After a child was struck and killed by a train in Fairmount, Indiana, last month, an 11-year-old boy who came to the visitation sat by himself in the front row and just stared at the casket, trying to understand.That’s when Judd, a specially-trained 2-year-old golden retriever, spotted him.“He came all the way up to him, sat beside him, put his paw on his leg and buried his head in his lap, and that young boy just cried,” Shari Wallace, the grief therapy dog handler at Armes-Hunt Funeral Home in Fairmount, told TODAY.“Judd displays that loving gentle nature: ‘Everything is good. Just focus on me and I’m going to make it OK.’”
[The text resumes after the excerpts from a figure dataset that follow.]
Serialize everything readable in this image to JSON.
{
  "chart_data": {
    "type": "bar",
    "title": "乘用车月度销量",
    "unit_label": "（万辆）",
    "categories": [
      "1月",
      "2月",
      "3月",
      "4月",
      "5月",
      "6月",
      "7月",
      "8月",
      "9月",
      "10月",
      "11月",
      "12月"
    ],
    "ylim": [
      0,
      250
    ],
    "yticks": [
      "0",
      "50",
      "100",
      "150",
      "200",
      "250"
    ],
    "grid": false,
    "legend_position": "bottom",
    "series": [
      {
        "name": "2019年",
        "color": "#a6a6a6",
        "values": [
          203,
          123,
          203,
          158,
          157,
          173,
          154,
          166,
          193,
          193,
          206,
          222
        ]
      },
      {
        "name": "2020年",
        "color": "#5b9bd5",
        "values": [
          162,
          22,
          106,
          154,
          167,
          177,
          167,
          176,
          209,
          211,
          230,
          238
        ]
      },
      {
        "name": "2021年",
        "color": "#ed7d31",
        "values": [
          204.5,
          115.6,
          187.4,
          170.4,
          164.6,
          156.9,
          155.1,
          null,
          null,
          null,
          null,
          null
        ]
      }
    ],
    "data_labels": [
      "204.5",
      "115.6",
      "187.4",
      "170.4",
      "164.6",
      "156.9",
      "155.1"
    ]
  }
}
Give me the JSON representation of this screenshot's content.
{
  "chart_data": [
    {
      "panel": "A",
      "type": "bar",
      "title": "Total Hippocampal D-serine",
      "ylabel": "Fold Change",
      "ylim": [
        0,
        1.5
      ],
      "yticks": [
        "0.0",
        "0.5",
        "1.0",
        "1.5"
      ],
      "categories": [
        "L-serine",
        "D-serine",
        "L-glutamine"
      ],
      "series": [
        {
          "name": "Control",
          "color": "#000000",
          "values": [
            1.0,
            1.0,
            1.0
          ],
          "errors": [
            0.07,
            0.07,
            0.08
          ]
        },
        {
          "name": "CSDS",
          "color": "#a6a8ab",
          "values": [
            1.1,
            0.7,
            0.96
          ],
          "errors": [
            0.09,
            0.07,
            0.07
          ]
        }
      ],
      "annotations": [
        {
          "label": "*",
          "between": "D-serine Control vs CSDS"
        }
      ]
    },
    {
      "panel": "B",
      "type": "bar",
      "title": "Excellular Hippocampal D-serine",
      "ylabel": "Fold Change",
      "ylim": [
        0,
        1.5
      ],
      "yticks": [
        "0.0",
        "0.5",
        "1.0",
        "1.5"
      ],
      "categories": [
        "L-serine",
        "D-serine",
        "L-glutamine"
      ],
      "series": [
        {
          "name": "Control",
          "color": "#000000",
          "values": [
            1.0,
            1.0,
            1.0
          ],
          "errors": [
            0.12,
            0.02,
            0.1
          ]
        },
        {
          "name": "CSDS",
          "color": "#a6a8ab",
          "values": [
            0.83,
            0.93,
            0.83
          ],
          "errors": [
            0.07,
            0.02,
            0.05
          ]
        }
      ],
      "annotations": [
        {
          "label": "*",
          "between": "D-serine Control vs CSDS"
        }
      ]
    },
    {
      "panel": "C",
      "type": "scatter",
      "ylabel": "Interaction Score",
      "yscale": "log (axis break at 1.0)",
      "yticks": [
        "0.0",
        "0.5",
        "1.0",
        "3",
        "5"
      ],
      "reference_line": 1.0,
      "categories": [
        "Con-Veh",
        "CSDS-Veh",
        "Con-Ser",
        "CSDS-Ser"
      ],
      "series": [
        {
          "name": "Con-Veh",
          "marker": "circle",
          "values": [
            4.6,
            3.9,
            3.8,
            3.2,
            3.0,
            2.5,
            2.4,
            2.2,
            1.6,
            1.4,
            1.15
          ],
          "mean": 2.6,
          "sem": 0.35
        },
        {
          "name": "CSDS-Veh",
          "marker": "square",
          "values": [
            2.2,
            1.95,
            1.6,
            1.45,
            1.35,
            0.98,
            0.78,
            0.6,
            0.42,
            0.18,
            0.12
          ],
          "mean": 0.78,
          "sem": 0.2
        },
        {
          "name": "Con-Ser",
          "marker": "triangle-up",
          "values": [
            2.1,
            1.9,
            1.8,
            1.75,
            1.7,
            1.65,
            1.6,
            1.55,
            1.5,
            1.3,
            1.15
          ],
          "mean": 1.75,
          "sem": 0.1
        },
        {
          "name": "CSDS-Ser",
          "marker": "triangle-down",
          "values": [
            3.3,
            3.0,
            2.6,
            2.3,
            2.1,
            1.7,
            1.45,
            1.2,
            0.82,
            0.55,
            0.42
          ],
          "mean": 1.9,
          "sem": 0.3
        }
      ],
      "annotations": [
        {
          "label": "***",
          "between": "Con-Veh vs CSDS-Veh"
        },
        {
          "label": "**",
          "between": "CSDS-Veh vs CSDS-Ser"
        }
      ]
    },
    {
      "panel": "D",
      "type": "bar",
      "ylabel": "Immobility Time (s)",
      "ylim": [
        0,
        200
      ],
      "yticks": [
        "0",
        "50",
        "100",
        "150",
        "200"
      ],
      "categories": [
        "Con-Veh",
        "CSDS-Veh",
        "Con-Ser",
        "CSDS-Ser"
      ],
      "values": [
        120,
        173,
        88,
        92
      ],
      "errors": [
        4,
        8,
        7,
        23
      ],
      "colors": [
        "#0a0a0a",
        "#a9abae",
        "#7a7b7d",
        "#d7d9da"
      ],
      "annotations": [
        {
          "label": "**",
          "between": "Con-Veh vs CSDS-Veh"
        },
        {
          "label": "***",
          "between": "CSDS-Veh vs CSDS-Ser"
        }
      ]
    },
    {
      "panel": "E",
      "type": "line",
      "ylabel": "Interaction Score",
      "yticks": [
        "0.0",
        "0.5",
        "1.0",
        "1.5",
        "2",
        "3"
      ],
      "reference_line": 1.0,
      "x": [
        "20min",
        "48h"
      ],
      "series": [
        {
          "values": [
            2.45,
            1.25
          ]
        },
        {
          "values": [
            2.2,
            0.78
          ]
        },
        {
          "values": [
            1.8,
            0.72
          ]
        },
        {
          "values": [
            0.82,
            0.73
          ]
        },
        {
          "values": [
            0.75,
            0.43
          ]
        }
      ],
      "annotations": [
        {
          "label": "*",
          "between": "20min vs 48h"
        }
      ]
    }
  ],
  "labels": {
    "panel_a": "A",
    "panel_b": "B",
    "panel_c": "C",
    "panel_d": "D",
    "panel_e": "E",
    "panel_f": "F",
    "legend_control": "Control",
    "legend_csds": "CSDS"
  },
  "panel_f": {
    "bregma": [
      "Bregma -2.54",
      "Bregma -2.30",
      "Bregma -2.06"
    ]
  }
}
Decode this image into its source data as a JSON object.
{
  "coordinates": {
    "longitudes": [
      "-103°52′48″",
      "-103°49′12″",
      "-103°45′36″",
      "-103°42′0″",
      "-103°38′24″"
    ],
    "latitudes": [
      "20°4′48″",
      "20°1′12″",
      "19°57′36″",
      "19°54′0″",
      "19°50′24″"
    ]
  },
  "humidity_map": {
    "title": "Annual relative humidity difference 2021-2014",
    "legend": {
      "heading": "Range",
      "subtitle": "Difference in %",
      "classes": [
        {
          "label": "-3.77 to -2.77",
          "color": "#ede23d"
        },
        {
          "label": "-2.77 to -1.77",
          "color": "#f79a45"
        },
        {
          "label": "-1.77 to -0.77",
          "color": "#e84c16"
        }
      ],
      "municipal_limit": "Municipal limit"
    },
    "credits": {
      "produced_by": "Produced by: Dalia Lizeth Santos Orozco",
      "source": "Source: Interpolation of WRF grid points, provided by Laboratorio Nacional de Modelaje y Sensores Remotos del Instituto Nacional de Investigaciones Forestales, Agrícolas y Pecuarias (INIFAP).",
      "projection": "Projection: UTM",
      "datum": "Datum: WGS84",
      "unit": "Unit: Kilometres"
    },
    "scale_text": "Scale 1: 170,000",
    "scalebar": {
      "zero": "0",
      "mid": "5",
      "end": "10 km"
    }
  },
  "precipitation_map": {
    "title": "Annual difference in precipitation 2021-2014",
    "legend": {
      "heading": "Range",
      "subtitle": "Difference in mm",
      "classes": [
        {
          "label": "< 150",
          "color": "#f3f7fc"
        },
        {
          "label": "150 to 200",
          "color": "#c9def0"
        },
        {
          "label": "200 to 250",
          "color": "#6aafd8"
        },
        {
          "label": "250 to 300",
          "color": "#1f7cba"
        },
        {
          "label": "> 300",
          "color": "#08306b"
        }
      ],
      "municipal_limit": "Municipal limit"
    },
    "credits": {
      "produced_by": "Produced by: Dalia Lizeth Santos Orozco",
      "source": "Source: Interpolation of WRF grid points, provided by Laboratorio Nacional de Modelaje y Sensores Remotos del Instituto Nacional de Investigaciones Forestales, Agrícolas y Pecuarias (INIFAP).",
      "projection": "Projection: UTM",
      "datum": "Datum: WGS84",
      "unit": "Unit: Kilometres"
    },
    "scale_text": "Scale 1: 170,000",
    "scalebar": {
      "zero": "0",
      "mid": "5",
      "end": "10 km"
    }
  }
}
Judd is among the growing ranks of therapy dogs that work in funeral homes, becoming essential “staff members.” There’s Lulu in New York; Kermit in Texas; Dempsey in Ohio; Gracie in Missouri and many, many more.
The friendly, furry creatures can be in the room when grieving families make arrangements, and they can attend wakes and funerals, if the mourners wish. It’s always up to the family and Wallace watches closely to see whether everyone is comfortable with the idea.
The National Funeral Directors Association doesn’t keep track of how many funeral homes in the U.S. own therapy dogs, but the number has been on the rise in the last few years, said spokeswoman Jessica Koth.
“The families love it,” she noted. “An animal changes the mood of the room.”
In a survey commissioned by the association last month, more than half of respondents said they would be somewhat, very or extremely interested in having a therapy dog present at a funeral or memorial service.